Estoy sola, lo más importante.
En el interior comienza la ceremonia, y sólo debo esperar a que me indiquen pasar.
Miro el ramo de violetas que sostengo entre los guantes de encaje, y la verdad no tiene ni un gramo de similitud con el de lirios, que me hubiera gustado llevar hoy.
Pero es mejor. Así me repito que esto es una farsa.
Se me anuncia, y preparo la mejor sonrisa que tengo.
Después de todo, gracias a esto estaré con Cassander, debo ser feliz.
Entro y admiro unos segundos a todos a quienes la familia real haya invitado al evento desde el balcón que da paso a dos escalinatas. La derecha es la que sigue la decoración de flores y esa es la que sigo.
Camino a paso lento, y cada vez que la sonrisa está a punto de dejarme, me recuerdo que esto no es real.
No me voy a quedar aquí toda mi vida. No me tendré que olvidar de él.
Llego al lado del rey, que me espera con una felicidad auténtica. Lleva un traje negro, con medallas militares en una banda, herencia de su reino. La corona de oro resplandece sobre su cabeza, adornada con uno que otro rubí.
No me gusta tener que mentirle. Fue mi amigo, uno de verdad.
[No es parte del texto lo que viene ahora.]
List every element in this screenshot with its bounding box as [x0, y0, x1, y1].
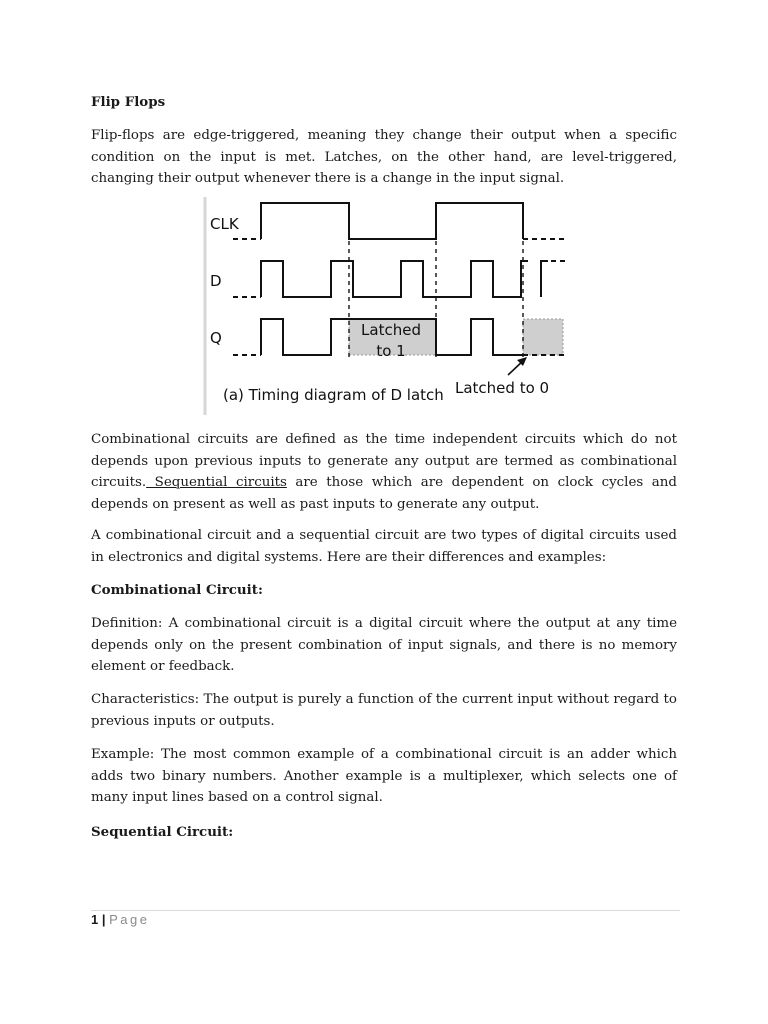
timing-diagram-figure — [203, 197, 573, 417]
label-latched-1-line2: to 1 — [376, 342, 406, 360]
heading-sequential-circuit: Sequential Circuit: — [91, 824, 234, 840]
paragraph-two-types: A combinational circuit and a sequential circuit are two types of digital circuits used in electronics and digital systems. Here are their differences and examples: — [91, 528, 677, 565]
link-sequential-circuits[interactable]: Sequential circuits — [146, 475, 287, 490]
page-footer — [91, 912, 150, 927]
paragraph-definition: Definition: A combinational circuit is a digital circuit where the output at any time depends only on the present combination of input signals, and there is no memory element or feedback. — [91, 616, 677, 674]
d-waveform-tail — [541, 261, 548, 297]
paragraph-characteristics: Characteristics: The output is purely a function of the current input without regard to previous inputs or outputs. — [91, 692, 677, 729]
paragraph-comb-seq-part2: are those which are dependent on clock cycles and depends on present as well as past inputs to generate any output. — [91, 475, 677, 512]
figure-caption: (a) Timing diagram of D latch — [223, 386, 444, 404]
label-latched-1-line1: Latched — [361, 321, 421, 339]
heading-combinational-circuit: Combinational Circuit: — [91, 582, 263, 598]
paragraph-example: Example: The most common example of a combinational circuit is an adder which adds two binary numbers. Another example is a multiplexer, which selects one of many input lines based on a control signal. — [91, 747, 677, 805]
signal-label-d: D — [210, 272, 222, 290]
q-latched-0-region — [523, 319, 563, 355]
footer-page-word: Page — [109, 912, 150, 927]
footer-page-number: 1 — [91, 912, 99, 927]
clk-waveform — [261, 203, 523, 239]
label-latched-0: Latched to 0 — [455, 379, 550, 397]
paragraph-comb-seq — [91, 429, 677, 515]
heading-flip-flops: Flip Flops — [91, 94, 166, 110]
signal-label-q: Q — [210, 329, 222, 347]
paragraph-comb-seq-part1: Combinational circuits are defined as the time independent circuits which do not depends upon previous inputs to generate any output are termed as combinational circuits. — [91, 432, 677, 490]
timing-diagram-svg — [203, 197, 573, 417]
signal-label-clk: CLK — [210, 215, 239, 233]
paragraph-intro: Flip-flops are edge-triggered, meaning they change their output when a specific condition on the input is met. Latches, on the other hand, are level-triggered, changing their output whenever there is a change in the input signal. — [91, 128, 677, 186]
d-waveform — [261, 261, 528, 297]
footer-separator: | — [101, 912, 106, 927]
footer-divider — [91, 910, 680, 911]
Pero la verdad es que no creo que no presienta que mis sentimientos hacia él no son auténticos.
Sería imposible que creyera que nada de esto podría ser, aunque sea un resquicio de falsedad, eso es lo que aliviana mi culpa.
Merece a alguien mejor que yo, y estoy segura de que pronto le hará compañía. Es excepcional, pero no como para pasar mi vida con él.
Espero entienda eso.
Se dice el habitual rito, se intercambian votos. Sólo asiento de vez en cuando al escuchar los que me dice el rey.
Al terminar, cuando concluye esa parte del trato, Declan toma una tiara situada en una almohada amarilla en tono pastel, color del reino.
Es una tiara que se asemeja a la corona que él lleva por el ornamentado.
Después de retirarme el velo como es tradición, me inclino, y es el rey quien me corona.
Se oyen aplausos por el salón, todos falsos. A nadie puede alegrarle nuestro compromiso.
No tienen de qué preocuparse, eso me gustaría decírselos. Sin embargo, disfruto de su impotencia.
Soy la reina de Poregrath. Por un tiempo corto, sí. Pero seré lo que nadie esperó. Ahora mismo me sorprendo incluso a mí.
Paso despacio la mano por la tiara antes de hacer una reverencia a los congregados.
Soy su reina. Ellos, todos ellos, me devuelven la reverencia.
Sus aplausos y palabras de aliento son falsas, pero no podría importarme menos. Tienen que inclinarse.